Aus Eingaben wird eine adaptive Prüfliste
Bootsklasse, Baujahr, Rumpfmaterial, Antrieb und Einsatzgebiet bestimmen, welche Prüfpunkte angezeigt werden. Identität, Eigentum, Wartungsnachweise, Motorstunden, Handbücher und größere Umbauten gehören unabhängig davon zur Dokumentprüfung. Die Liste ordnet Beobachtungen, ersetzt aber weder Herstelleranweisungen noch eine Untersuchung an Land, Probefahrt oder unabhängige Begutachtung.
Dokumentiere jeden Befund mit Ort, Foto, Aussagequelle und offenem nächsten Schritt. Sicherheitskritische Unsicherheit bleibt sichtbar und wird fachlich geklärt. Erst danach lassen sich Reparaturbedarf, Zeitplan und Kostenbandbreite sinnvoll in die Kaufentscheidung übernehmen.
Beispiel: Beobachtung vor Diagnose
Statt „Deck undicht“ notierst du Messort, sichtbare Verfärbung, Wetter, Vergleichsbereich und Foto. Ursache und Reparatur bleiben zunächst offen. Diese Form erlaubt einem Gutachter, den Befund unabhängig zu prüfen, und verhindert, dass eine frühe Vermutung später wie eine bewiesene Tatsache wirkt.

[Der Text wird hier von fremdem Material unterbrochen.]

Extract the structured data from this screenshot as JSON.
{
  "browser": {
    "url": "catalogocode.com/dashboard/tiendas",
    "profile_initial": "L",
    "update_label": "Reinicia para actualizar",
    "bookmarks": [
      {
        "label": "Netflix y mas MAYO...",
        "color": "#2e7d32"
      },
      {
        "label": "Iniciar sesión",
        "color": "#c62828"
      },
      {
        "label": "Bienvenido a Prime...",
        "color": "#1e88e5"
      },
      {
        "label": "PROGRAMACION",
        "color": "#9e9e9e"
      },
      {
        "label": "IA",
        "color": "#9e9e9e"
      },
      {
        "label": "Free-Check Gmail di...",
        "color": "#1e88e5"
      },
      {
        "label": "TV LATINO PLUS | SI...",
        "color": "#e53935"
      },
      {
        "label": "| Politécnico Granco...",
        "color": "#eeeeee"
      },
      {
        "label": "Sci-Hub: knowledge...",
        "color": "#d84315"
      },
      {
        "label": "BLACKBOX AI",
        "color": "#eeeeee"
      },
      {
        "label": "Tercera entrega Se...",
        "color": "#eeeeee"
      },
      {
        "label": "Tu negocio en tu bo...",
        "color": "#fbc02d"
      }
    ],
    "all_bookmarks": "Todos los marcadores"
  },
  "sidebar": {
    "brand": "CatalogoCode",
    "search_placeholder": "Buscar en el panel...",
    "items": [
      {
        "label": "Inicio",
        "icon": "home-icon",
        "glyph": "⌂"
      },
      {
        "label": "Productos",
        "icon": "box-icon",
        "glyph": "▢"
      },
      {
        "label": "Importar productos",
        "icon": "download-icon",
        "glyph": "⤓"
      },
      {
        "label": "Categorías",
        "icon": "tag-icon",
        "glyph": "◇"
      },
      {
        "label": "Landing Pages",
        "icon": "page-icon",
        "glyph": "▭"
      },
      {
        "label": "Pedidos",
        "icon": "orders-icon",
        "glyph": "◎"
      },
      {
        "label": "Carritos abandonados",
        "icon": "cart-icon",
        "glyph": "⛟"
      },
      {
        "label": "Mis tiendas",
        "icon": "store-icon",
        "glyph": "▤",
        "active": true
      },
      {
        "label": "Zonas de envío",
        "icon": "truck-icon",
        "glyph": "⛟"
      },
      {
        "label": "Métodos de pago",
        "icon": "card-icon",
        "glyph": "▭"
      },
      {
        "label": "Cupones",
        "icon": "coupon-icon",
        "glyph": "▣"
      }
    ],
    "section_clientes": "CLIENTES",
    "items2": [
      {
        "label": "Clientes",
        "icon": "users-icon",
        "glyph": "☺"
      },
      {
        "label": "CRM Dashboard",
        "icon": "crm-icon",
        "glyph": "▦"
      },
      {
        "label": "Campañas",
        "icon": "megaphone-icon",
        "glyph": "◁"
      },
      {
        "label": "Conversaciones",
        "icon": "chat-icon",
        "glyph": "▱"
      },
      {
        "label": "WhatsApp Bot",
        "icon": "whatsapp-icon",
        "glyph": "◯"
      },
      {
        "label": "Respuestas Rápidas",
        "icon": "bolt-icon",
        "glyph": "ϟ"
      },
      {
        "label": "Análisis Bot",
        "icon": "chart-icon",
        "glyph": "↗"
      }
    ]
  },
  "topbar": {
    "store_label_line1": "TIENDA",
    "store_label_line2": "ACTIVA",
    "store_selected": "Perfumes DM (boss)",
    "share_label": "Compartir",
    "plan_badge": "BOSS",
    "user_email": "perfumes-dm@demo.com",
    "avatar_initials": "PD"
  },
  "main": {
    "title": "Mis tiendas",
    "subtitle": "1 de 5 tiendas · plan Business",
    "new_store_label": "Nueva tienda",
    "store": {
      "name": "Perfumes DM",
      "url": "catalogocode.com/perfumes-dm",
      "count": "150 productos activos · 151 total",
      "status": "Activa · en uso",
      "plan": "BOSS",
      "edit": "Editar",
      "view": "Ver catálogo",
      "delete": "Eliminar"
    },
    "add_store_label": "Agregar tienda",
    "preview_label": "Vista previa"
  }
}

Die Checkliste ersetzt nicht
- eine Prüfung des Unterwasserschiffs an Land
- eine Probefahrt unter realistischen Bedingungen
- eine fachliche Diagnose sicherheitskritischer Befunde
- die Kontrolle von Identität, Eigentum und Vertragsunterlagen
So wird aus der Liste eine Entscheidungshilfe
Bootstyp, Baujahr, Material, Antrieb und Einsatzgebiet bestimmen die Prüfpunkte. Zu jedem Punkt gehören Status, Beobachtung, Foto oder Quelle und ein nächster Schritt. „Nicht geprüft“ ist ein gültiges Ergebnis und etwas anderes als „ohne Befund“. Erst nach fachlicher Klärung werden sicherheitsrelevante Unsicherheiten in Reparaturbedarf, Kosten und Kaufbedingung übersetzt.
Halte nach der Auswertung fest, welche Eingaben belegt, geschätzt oder noch offen sind. Speichere das Ergebnis erst dann in der Kaufakte und prüfe es erneut, sobald ein konkretes Angebot, eine Besichtigung oder eine fachliche Aussage eine Annahme verändert. Der frühere Stand bleibt als Entscheidungsgrundlage nachvollziehbar.